Information Science and Technology

Exploring the Process of Knowledge Discovery based on Multimedia Technologies

Miki Haseyama , Professor

Graduate School of Information Science and Technology (Course of Media and Network Technologies, Department of Electronics and Information Engineering, School of Engineering)

High school : Hokkaido Sapporo Minami High School

Academic background : Doctorate from Hokkaido University

Research areas: image/video processing, audio processing, music processing, knowledge discovery
Research keywords: image recognition, image restoration, semantic video understanding, image retrieval, video retrieval, knowledge discovery
Website: http://www-lmd.ist.hokudai.ac.jp/

What is your goal?

My goal is to achieve a next-generation multimedia system that understands images and video in the same way as humans. With the expansion of high-speed Internet circuits and diffusion of large-capacity storage media, we are now surrounded by an overflow of digital data, such as images and video. As this data is expected to further increase globally, it is reported that 35 zettabytes of data (a zettabyte is 10²¹ bytes) will be generated in 2020. To give you an idea of how exorbitant this amount of data is, assuming that all the data is stored in DVD discs and stacked one upon another, the stack would reach as far as half the distance from the Earth to Mars. In fact, the total amount of data generated by humans on Earth has already exceeded the total amount of available storage (storage devices for recording data, such as hard disk drives and USB memory sticks) in the world. In other words, even if some important information is contained in a large amount of data, it is discarded without being saved. To save our important information, we need technologies that automatically find our desired information. I am pursuing my goal of “achieving a next-generation multimedia system that understands images and video in the same way as humans” in order to develop such technologies.

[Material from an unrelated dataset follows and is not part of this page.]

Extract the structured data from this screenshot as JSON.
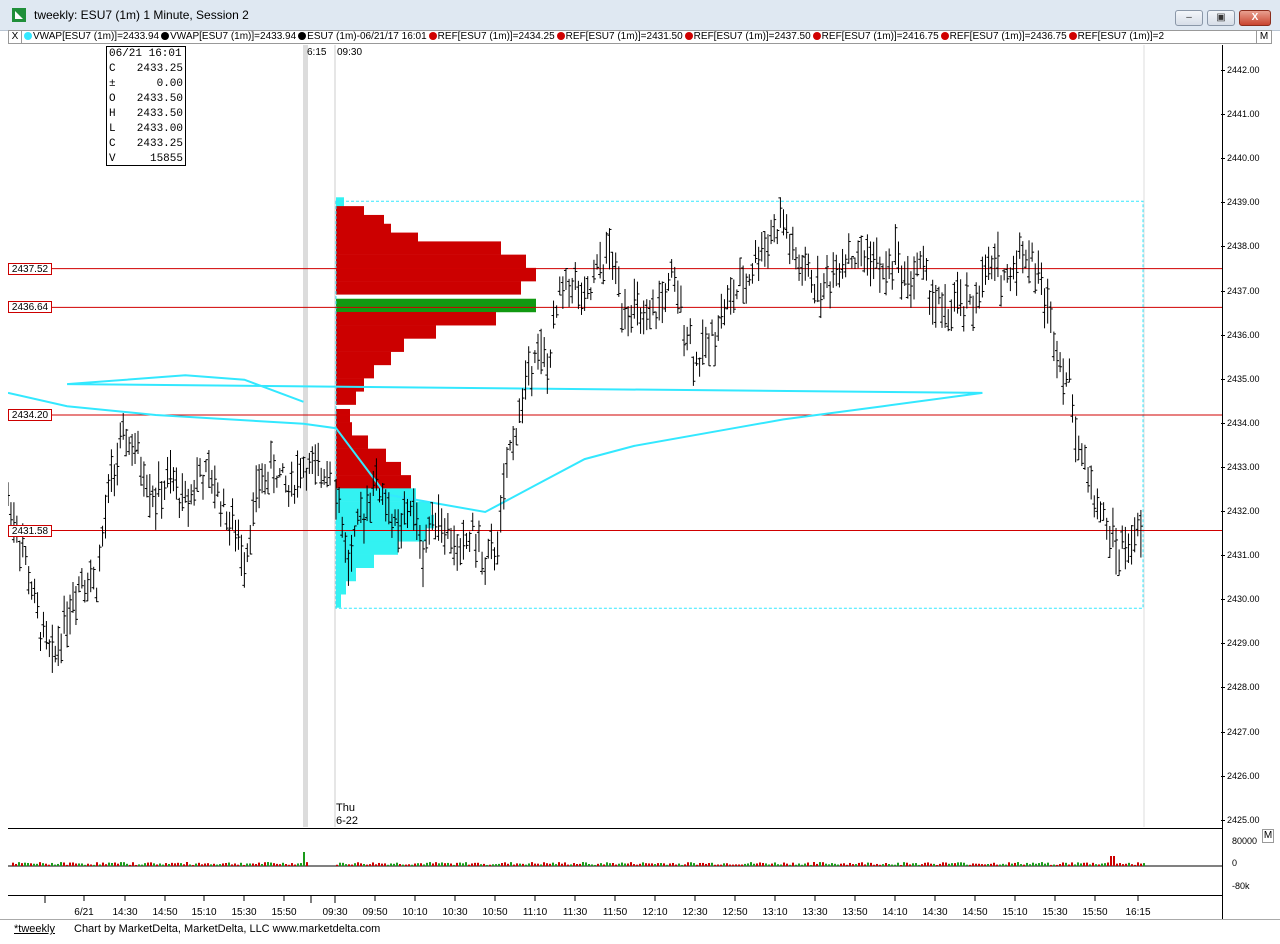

What kinds of technologies have been achieved?

To implement “a system that understands images and video in the same way as humans,” we need to develop various methods, including image recognition methods based on the visual and auditory characteristics of humans, methods to analyze music and audio signals included in video, image restoration methods, and next-generation image coding methods (Figs. 1 and 2 show implementation examples). In addition, with the development of these methods, we need to clarify how humans derive knowledge from all signals coming from outside, such as images, video, and audio and music signals. Accordingly, I have clarified the process of semantic video understanding from the standpoint of multimedia signal processing research, as well as the process of knowledge discovery by humans.

Fig. 3 Associative image search system (Image Vortex)

Fig. 4 A large-scale image search system The image search system Image Vortex has been commercialized and is used as Image Cruiser.(http://spir.ist.hokudai.ac.jp/shiga_photo.html)

For example, our image search system (Figs. 3 and 4) takes into account how humans obtain desired images. While general image search systems need query keywords to find users’ desired information, our system does not need such keywords. With each image in the system automatically assigned numerical tags that represent their characteristics, the images move and are converged to the optimal positions as if they are communicating with each other once the user starts the image search. Based on the numerical tags assigned to images, similar images are arranged closer while dissimilar ones farther apart. By visualizing a large amount of images, our inner knowledge or memory is activated, then having been made aware of an unconscious association of images, to obtain the image that we really want. I have also developed an associative video search engine that allows us to intuitively search not only images but also video without using keywords (Fig. 5), and a heterogeneous cross-media search engine that enables us to freely obtain music, images, and video according to our preferences (Fig. 6). You can search music based on images, conversely search images based on music, and even automatically receive recommendations across networks from users with similar preferences or other users with totally different preferences, all of which was not possible before. New discoveries inspire and delight us. I think that in the near future, a search system will be realized that enriches our lives by allowing us to make unexpected discoveries based on all kinds of information around the world, such as images, video, and music.

hat gives you joy as a researcher?

The research on the process of knowledge discovery that I have been pursuing can be paraphrased as an investigation into how we can provide “awareness” and “triggers” to humans. I believe that by assisting many people with the insights, it can help enhance social productivity. Naturally, researchers pursue intellectual investigation and contribute to the evolution of sciences. However, what gives us great motivation as researchers is seeing our investigations utilized in life and industries, thereby allowing us to contribute to society. It is our joy as researchers to have our research results prove useful in enriching lives.